PROfoUnDLY plodding through life last among all states when it comes to health care and tirelessly trolling the bottom waters of public education — that ‘We’re Number ONE!’ flag you fly as the fattest in our federation now has company!
A new study from the fine folks over at the Pew Research Center says you, Mississippi, are also Numero Uno among the God Squad of American states.
That’s right, homegirl — you’re tops in two! Whoddathunkit?!
Pew’s Forum on Religion & Public Life used polling data in four categories to rank states for the survey: the importance of religion in people’s lives; frequency of attendance at worship services; frequency of prayer; and absolute certainty of belief in God.
Mississippi — sanctimonious little slut that you are — stood out on all four measures.
Eighty-two percent of the ‘Sippians said religion is very important in their lives.
::: yeah, but so are hamhocks and backfat … :::
Sixty percent said they attend religious services at least once a week.

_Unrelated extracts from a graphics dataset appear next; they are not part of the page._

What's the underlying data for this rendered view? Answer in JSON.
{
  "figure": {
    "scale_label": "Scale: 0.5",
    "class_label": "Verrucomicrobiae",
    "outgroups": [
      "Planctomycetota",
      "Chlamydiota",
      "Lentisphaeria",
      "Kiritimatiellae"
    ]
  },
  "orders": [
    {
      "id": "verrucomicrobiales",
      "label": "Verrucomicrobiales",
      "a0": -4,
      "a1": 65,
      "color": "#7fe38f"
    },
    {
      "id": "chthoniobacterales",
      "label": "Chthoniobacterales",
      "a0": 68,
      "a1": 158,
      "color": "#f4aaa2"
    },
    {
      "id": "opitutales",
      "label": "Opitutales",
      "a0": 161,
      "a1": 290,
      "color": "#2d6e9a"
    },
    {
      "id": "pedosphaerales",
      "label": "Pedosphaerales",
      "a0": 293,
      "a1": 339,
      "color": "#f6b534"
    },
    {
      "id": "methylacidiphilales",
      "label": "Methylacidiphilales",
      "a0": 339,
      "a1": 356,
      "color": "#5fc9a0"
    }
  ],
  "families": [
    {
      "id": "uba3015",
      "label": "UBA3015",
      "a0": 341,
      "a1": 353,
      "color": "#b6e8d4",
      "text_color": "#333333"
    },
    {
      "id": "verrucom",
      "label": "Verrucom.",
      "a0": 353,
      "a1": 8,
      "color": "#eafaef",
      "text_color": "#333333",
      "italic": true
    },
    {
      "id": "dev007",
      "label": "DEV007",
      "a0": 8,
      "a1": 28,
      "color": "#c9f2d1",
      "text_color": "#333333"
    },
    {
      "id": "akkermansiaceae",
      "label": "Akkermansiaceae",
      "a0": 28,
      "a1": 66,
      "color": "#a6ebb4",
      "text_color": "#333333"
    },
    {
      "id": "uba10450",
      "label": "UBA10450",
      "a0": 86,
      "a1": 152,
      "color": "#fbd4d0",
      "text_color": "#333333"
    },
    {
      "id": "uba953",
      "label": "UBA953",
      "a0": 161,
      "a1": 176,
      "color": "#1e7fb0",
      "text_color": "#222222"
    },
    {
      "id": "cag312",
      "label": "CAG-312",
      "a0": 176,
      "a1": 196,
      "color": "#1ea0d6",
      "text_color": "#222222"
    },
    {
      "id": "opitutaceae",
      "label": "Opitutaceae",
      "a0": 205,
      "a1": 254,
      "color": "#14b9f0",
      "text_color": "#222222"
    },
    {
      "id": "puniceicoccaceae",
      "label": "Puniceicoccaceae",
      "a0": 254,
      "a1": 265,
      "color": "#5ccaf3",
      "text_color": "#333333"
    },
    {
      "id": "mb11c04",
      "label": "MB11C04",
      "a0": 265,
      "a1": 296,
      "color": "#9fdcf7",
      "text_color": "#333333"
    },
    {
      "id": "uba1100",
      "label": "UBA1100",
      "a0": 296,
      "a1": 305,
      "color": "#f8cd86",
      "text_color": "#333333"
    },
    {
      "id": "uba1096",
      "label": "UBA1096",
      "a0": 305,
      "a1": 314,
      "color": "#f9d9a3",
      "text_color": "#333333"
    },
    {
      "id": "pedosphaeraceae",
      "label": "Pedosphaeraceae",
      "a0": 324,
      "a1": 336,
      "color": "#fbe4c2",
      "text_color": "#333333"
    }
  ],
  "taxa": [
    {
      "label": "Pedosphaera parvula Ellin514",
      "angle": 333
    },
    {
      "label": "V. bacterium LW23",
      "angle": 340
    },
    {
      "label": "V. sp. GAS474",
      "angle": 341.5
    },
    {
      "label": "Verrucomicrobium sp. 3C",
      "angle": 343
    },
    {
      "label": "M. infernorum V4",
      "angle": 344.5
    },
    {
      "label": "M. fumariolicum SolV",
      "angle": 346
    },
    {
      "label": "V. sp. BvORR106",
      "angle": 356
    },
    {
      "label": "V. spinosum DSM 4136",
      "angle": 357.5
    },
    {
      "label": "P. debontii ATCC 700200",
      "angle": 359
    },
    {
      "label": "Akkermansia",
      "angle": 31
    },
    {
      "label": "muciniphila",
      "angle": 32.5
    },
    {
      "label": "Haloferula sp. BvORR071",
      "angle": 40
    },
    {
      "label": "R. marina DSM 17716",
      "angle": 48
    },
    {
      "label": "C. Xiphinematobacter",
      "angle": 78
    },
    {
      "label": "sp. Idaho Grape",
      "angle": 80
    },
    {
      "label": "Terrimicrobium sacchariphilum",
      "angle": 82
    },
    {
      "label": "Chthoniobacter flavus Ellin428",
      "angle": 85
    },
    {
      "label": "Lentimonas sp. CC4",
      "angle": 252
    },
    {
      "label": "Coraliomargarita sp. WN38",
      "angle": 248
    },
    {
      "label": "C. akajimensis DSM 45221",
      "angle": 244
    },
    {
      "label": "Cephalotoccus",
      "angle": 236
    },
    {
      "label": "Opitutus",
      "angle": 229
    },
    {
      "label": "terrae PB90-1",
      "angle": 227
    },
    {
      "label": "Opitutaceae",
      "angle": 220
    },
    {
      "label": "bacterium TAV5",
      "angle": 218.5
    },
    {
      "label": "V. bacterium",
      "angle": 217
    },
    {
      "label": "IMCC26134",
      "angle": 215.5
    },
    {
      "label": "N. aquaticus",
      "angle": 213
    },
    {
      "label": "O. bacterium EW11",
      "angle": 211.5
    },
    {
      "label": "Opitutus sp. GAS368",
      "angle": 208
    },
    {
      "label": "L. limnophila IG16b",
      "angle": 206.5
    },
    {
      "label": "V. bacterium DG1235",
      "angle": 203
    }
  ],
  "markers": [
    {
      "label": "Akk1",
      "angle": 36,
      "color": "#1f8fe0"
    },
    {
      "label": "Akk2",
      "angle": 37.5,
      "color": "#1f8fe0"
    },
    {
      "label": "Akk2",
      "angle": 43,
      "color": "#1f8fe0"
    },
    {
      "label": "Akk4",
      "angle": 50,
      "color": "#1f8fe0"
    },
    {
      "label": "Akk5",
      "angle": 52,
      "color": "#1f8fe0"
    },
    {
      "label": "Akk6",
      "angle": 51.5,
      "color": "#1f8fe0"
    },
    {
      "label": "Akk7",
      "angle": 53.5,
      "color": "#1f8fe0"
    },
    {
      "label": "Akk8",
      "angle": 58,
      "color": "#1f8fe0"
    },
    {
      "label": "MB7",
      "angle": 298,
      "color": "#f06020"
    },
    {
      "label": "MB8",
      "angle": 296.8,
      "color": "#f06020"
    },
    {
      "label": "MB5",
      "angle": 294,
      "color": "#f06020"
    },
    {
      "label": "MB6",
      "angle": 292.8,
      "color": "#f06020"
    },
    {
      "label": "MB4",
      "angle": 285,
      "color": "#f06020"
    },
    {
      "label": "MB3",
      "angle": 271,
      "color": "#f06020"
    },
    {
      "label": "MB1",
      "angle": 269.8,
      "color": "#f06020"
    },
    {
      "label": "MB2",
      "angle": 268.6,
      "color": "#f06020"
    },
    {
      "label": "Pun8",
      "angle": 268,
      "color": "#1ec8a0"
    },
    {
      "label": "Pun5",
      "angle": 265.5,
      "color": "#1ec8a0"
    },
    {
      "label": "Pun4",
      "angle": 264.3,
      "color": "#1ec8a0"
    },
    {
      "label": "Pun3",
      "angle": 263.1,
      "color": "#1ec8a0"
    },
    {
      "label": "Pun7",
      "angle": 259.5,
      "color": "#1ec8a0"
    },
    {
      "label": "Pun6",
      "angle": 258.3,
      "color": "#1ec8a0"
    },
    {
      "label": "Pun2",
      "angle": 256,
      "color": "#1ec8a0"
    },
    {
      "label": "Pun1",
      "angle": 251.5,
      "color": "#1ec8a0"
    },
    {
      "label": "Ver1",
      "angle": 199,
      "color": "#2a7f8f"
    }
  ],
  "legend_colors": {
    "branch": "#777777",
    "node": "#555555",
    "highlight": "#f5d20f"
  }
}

::: well, I ‘spect it’s easier than math homework … :::
And a whopping, supreme among all states ninety-one percent of Magnolia Staters said they believe in God with absolute certainty … which no one can dispute is a fucking goddamn miracle considering how amazingly alarmingly little else they know with absolute certainty.
Oh yeah — ya ain’t done shit in this life, girl, but theyz rewahhdz a’comin’ in the afterlife!